Сергей замолчал. Он чувствовал, что запутался в своих знаниях о будущем обществе, да и нынешнюю программу большевиков знал туманно, и заключил:
– Грабили нас эксплуататоры, теперь мы говорим народу: «Грабь – награбленное», «Бери, все твое». Сейчас это самый важный лозунг для нас. Надо уничтожить буржуев и помещиков, поломать их угнетательское государство, а там новое строить. Это я вам честно говорю. Что-то надо делать с этой жизнью…
Раздался одобрительный шумок. Сергей видел, что многие его слова воспринимались собеседниками с сомнением, но решил, что плохо объяснил им, – не хватило у него нужных знаний. Пора было расходиться, тем более уже несколько минут, в ожидании окончания их беседы, у курилки стоял подошедший мастер участка, как бы приглашая всех на работу. Все пошли по рабочим местам, перекур закончился. Фрол сказал Сергею:
– Подожди меня с полчаса, зайдем в кабачок.

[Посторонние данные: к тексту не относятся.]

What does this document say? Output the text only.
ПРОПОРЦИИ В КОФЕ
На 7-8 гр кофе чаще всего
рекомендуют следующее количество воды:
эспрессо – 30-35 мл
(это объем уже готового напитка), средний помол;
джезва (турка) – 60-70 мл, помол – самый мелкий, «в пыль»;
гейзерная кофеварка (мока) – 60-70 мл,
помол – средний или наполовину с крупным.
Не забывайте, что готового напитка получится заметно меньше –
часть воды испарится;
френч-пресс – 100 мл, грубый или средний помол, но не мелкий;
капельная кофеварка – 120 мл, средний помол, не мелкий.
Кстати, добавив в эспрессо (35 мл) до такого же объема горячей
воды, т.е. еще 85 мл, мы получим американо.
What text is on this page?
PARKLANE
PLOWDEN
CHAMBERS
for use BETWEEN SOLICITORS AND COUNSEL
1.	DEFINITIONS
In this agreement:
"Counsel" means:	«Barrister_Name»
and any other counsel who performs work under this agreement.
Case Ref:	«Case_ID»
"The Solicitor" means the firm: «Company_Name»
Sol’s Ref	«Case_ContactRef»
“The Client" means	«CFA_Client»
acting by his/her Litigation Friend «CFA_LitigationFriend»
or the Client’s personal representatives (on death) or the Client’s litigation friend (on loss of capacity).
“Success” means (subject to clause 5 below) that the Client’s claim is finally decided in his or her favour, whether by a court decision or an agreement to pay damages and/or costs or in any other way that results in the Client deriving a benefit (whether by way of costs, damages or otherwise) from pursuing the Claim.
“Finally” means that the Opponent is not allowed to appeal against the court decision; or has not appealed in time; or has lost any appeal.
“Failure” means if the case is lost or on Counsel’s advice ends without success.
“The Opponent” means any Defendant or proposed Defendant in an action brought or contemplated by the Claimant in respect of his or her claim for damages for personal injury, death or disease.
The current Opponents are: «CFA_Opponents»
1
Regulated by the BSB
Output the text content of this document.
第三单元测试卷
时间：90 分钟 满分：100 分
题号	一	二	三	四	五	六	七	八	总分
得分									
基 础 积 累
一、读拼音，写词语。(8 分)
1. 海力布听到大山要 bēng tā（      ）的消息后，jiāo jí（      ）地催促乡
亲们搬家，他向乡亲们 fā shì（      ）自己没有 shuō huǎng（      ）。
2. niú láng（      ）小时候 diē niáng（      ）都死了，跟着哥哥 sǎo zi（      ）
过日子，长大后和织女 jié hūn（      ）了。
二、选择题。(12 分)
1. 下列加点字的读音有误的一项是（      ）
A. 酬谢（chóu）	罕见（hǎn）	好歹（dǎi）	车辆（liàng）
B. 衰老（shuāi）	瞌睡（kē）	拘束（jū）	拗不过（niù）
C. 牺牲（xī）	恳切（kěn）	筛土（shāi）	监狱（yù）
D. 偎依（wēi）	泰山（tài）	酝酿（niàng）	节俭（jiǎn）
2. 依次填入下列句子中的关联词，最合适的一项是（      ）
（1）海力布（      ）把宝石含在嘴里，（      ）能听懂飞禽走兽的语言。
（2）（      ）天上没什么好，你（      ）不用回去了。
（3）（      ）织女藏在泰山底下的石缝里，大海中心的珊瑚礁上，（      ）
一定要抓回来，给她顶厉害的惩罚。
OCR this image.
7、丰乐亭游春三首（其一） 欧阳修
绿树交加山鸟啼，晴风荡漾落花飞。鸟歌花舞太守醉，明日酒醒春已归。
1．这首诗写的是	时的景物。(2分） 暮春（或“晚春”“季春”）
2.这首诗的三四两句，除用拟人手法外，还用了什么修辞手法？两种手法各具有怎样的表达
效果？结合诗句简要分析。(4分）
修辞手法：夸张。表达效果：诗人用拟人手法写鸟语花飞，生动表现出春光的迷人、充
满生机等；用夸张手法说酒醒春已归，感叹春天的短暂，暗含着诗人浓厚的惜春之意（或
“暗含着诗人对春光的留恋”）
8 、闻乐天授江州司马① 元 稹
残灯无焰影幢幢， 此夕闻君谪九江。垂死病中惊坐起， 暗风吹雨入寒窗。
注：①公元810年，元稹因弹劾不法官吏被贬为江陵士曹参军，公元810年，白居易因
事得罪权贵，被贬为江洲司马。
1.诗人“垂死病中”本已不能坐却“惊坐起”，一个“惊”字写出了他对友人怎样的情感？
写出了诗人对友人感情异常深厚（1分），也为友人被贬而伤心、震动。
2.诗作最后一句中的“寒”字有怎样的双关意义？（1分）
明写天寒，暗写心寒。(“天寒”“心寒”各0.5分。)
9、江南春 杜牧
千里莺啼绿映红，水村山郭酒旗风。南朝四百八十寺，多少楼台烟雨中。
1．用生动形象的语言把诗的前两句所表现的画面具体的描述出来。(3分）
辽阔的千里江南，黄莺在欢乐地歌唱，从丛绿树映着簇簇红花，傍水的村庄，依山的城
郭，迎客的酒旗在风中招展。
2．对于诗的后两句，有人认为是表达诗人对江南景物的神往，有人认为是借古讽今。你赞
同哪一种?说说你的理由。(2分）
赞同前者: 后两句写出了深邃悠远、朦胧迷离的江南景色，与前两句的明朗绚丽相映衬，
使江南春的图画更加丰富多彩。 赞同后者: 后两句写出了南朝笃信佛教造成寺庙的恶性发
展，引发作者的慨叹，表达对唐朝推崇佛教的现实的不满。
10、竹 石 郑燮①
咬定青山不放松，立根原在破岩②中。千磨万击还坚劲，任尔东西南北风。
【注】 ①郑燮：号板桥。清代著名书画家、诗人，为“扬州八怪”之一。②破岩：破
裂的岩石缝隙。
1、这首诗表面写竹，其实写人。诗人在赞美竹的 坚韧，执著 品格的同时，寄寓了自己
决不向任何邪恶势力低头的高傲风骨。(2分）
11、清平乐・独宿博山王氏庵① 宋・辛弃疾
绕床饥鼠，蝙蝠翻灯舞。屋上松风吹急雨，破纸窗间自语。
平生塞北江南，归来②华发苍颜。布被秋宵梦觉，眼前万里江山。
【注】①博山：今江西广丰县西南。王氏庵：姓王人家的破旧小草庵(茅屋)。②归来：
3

– Хорошо, – согласился Сергей.
Он еще походил по цеху, поздоровался со знакомыми, в который раз рассказал о своей фронтовой жизни, потом пошел к Литвину. Тот уже убирал станок.
– Закончил свою норму. У нас сейчас так – выполнил свою норму, можешь идти куда хочешь. Вчера это решение приняли на собрании, – Фрол говорил об этом неодобрительно. – А работа же есть. Мог бы еще заработать. Но зачем много работать – паек останется старым. Нет интереса работать. Но раз работяги решили так, пусть будет по-ихнему.
Через проходную завода они вышли на Петроградскую, зашли в кофейню Келльева и сели за столик. Людей было немного. Подбежал официант с прилизанным чубом, смел со стола мелкие крошки и, видя перед собой рабочих, с издевкой спросил:
– Чего-с пожелаете, товаришки? Кофе, пиво, водки?
– Какое пиво есть? – спросил Фрол.
– Все шесть луганских сортов лучшего пива Юга России: Баварское, Венское, Шата-Брай…
– Давай два стакана водки и баварское, с раками на закуску.
– Будет сделано-с. Только раки, – предупреждаю, товаришки, – последние в этом году и дорогие-с, – угодливо ответил официант, хотя в глазах его светилась брезгливость к людям, одетым в фуфайку и шинель. Фрол внимательно посмотрел вслед официанту.
– У, гад. Раньше нашего брата отправлял пить пиво на улицу и внутрь не пускал, если одет для работы. А сейчас все его нутро выкручивается от злобы на нас, но молчит. Все равно презирает нас, а я – его. А разобраться – он тоже рабочий, захочет Келльев – выгонит его. Бесправен, как и мы, но гонор буржуйский. Нахватался за время прислуживания. Как революция случилась, так они стали перед простым людом хоть немного шапку ломать… – Фрол замолчал, а потом глубокомысленно произнес: – Вообще-то, нашему брату нельзя давать власти. Сразу же начнет давить слабого.